The conditions of modern life have altered our perceptions of rhythm of modern life. The colloquial flatness and overtones of sophisticated exhaustion are expressed by the various ways in which Eliot beats out his thoughts in wittily syncopated jazz rhythms in the Waste Land. These lines from the Waste Land

             At the violent hour when the eyes and back

           Turn upward from the desk, when the human engine wants

           Like a taxi throbbing waiting….

Are innovatory not because they mention a taxi, but the human component of urban city is deeply related to almost identified with what most intimately informs its daily activity, the rhythms of its life, in line, that subtly catch the essence of that rhythm, the unending monotony of pulsing machines.

Eliot expresses the chaos and disillusionment of modern life by his peculiar technique and the images of the metropolitan life. He presents a certain paltriness in contemporary man. No one can more readily call up the dreary associations of filth and fog common to all who know big-city life, and the further psychological associations of hopelessness and loneliness intertwined with them.

Eliot was both a modernist and traditionalist. He had his own generations in his bones, and the poets of the past in the background. But Eliot, modernist as he was, had behind him the majestic background of the literature of many ages, and had absorbed much of its spirit. He scorned outward images of and clichés though he could effectively borrow phrases from well-known poets, and in so doing in the new context, create an astonishing new effect. He was to be precise of their sound to his meaning.
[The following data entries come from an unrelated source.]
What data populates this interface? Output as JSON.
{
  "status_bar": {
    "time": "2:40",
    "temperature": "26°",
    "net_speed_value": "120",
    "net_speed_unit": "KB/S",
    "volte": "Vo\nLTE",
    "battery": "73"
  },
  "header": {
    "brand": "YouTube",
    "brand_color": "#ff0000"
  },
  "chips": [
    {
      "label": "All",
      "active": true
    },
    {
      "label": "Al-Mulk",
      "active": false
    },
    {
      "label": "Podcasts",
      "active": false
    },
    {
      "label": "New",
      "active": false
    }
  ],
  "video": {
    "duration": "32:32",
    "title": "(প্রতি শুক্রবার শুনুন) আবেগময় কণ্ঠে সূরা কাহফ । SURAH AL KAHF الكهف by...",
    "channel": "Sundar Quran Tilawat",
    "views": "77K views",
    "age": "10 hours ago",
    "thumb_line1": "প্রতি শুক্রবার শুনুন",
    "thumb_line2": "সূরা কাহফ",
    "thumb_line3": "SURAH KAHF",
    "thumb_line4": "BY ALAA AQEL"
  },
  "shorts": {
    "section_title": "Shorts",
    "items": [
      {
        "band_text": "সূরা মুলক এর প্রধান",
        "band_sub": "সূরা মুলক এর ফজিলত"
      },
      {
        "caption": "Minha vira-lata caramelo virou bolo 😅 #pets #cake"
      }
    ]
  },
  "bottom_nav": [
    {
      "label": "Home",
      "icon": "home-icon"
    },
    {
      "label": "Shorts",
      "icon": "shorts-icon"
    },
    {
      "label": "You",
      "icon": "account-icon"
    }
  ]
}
Eliot introduced his contemporaries to their own generation. So much was that ‘in his bones’ that he was able to give to the language of poetry a new idiom which is that of our time, employing images which are fresh and vigorous, and a metrical form which discards the banality of the overfamiliar, the secondhand, the outworn. During the thirty years of continuous writing in which his work has shown developing power, his influence has been primarily among intellectuals, and especially the younger of them. His mind, for all his imagination, is highly intellectualized. The younger poets came under the spell and found in Eliot the inspiration they could not find anywhere else. He has done more than any other living English poet to make his age conscious of itself, and in being conscious, apprehensive.